Tynisa Williams v. City of Cleveland, Ohio
FourthAmendment Privacy
Whether the physical delousing and group strip searches of detainees entering the Cleveland Workhouse were constitutional under the Fourth Amendment, given reasonable alternatives
QUESTIONS PRESENTED In a prior decision of this Court, blanket strip and visual cavity searches of detainees entering the general population of a local jail were held to be reasonable under the Fourth Amendment. See Florence v. Board of Chosen Freeholders, 556 U.S. 318 (2012). Regardless, this Court’s ruling specifically exempted searches involving “the touching of detainees,” and those involving “intentional humiliation and other abusive practices.” Id., at 339. The Court also continues to require a balancing of the privacy rights of detainees with the need for the strip searches in question, and that prison policies be reasonably related to penological interests. See Turner v. Safley, 483 US. 78, 84-85 (1987). The questions presented are: Whether the court below erroneously held that the physical delousing of all detainees entering the Cleveland Workhouse, whereby delousing solution was sprayed onto the genitals and anus of naked pre-trial detainees with a pressurized spray canister, was constitutional under the Fourth Amendment given reasonable de minimis alternatives to this procedure, including self-application of the solution.
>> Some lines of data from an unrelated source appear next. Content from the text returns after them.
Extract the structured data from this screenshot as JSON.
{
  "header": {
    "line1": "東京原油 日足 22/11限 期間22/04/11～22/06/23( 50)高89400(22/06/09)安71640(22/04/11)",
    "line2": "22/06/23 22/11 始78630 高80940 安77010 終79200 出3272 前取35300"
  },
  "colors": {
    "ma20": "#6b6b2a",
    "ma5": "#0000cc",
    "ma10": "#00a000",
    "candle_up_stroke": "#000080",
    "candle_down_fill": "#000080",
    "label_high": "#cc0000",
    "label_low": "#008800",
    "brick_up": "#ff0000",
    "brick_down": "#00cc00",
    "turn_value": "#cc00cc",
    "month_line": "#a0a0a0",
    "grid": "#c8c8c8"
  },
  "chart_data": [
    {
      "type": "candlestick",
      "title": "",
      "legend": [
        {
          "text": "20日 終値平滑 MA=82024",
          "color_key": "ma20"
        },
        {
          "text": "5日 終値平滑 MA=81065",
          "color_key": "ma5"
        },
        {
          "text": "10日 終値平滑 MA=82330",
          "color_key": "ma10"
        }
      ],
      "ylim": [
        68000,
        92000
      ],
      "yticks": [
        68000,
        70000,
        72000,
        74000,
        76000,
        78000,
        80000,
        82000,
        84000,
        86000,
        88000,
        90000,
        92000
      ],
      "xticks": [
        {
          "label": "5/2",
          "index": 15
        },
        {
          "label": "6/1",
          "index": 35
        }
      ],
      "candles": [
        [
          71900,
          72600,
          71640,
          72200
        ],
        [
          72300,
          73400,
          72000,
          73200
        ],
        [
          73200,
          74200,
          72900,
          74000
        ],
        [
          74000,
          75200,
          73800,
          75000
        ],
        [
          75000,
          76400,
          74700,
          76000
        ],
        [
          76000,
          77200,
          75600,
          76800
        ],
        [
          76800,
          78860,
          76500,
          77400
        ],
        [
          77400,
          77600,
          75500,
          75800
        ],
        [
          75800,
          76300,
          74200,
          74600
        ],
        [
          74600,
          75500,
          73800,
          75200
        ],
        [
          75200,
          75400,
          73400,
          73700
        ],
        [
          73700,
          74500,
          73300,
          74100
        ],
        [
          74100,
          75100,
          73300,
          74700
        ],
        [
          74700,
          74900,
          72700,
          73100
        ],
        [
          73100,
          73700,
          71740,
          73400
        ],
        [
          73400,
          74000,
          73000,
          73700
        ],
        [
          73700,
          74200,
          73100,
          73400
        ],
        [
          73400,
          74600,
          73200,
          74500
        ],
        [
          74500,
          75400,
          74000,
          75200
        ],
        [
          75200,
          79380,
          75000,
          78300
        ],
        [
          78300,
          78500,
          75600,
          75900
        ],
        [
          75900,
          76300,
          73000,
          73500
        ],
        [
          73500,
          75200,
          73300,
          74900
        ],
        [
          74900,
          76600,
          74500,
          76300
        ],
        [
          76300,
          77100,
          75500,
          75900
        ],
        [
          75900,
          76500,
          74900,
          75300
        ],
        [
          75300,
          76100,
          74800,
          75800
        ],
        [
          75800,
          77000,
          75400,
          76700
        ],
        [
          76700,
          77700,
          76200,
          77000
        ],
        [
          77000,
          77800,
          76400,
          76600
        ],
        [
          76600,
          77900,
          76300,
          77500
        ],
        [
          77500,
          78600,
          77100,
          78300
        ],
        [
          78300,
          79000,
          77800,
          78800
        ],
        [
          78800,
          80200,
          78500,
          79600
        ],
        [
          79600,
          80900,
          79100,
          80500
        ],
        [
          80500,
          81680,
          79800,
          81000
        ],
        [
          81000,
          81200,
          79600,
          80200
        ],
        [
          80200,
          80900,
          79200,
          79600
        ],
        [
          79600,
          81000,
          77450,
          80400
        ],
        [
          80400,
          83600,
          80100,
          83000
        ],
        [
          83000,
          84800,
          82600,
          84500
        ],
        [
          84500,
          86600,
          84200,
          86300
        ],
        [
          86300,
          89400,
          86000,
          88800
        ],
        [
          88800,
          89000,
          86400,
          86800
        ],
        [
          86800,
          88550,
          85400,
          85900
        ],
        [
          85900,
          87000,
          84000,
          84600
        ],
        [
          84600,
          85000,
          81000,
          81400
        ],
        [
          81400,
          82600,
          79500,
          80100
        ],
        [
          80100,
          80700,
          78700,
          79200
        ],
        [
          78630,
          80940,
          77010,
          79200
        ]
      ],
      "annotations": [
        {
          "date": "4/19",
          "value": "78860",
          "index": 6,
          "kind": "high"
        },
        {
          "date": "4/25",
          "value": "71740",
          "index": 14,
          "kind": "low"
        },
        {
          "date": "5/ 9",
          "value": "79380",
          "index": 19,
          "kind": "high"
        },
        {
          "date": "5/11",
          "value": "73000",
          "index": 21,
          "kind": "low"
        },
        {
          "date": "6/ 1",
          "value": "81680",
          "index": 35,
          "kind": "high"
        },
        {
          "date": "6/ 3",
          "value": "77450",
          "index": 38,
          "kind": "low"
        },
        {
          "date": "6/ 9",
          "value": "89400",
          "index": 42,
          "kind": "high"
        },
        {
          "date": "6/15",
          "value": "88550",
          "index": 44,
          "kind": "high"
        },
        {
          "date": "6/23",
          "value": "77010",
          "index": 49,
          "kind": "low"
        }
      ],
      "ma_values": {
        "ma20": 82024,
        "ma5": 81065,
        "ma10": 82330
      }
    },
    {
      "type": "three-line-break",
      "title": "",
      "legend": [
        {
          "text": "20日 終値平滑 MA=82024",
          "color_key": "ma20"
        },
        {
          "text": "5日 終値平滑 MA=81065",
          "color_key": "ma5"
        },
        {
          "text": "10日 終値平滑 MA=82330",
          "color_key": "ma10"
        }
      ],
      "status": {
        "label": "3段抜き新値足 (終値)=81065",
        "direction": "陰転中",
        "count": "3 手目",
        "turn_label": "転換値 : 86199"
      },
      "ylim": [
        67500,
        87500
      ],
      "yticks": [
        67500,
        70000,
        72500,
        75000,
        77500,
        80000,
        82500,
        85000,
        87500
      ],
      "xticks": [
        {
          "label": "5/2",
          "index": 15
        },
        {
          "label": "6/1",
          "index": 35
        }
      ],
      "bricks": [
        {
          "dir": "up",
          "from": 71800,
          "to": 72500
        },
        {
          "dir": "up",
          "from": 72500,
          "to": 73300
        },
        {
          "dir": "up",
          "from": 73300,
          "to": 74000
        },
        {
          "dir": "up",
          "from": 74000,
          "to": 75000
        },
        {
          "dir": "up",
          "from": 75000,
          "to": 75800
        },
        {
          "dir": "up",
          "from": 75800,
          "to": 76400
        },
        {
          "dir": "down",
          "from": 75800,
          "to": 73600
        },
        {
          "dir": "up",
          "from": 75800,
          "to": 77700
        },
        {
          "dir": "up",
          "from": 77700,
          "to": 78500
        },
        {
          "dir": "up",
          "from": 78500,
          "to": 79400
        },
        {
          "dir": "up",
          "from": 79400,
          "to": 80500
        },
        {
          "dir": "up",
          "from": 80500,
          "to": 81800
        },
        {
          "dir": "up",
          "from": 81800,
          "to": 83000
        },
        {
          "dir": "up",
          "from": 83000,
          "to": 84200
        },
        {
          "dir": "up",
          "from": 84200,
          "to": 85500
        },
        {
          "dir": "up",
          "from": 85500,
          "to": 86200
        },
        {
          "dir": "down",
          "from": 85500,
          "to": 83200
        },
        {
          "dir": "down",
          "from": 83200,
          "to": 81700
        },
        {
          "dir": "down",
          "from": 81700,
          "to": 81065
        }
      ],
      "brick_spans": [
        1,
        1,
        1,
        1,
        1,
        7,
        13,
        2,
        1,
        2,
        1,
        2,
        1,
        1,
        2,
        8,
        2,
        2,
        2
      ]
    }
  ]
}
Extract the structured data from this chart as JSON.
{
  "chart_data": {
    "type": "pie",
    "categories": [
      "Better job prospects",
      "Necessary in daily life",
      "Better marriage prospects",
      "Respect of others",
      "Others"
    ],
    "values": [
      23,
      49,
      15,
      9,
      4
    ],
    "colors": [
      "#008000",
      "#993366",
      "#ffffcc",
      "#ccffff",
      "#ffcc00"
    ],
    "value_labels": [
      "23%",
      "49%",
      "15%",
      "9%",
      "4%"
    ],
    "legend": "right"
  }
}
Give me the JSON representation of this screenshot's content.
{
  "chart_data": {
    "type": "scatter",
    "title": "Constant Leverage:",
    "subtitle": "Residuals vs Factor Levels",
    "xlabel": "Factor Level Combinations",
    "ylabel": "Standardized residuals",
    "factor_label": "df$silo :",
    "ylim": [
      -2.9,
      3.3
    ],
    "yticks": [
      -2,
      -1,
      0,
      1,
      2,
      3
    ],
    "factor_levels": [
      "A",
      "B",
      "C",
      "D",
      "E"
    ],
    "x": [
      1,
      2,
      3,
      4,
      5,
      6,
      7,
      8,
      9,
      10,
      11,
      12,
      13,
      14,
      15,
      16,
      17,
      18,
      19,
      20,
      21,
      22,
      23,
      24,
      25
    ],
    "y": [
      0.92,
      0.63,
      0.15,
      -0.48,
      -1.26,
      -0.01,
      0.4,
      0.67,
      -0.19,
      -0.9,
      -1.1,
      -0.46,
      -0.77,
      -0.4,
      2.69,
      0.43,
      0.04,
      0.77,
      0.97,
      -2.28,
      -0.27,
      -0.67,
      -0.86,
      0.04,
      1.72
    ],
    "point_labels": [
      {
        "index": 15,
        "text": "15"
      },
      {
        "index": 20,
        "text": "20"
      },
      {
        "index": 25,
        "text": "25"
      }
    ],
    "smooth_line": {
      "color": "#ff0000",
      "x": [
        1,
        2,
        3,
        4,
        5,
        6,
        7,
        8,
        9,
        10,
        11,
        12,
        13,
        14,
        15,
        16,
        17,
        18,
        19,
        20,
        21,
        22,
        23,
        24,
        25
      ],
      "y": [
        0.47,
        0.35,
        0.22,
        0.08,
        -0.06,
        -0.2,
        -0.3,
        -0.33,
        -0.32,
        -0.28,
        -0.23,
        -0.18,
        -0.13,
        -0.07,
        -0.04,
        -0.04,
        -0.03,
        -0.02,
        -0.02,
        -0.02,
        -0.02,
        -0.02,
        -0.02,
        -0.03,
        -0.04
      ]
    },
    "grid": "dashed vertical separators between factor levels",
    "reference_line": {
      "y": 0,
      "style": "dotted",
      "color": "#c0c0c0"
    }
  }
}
Whether the court below erroneously held that routine group strip searches and physical delousing of all detainees entering the Cleveland Workhouse, whereby detainees were strip searched and deloused in groups of three, were constitutional under the Fourth Amendment given reasonable de minimis alternatives to this procedure, including the utilization of privacy partitions recommended by state regulators.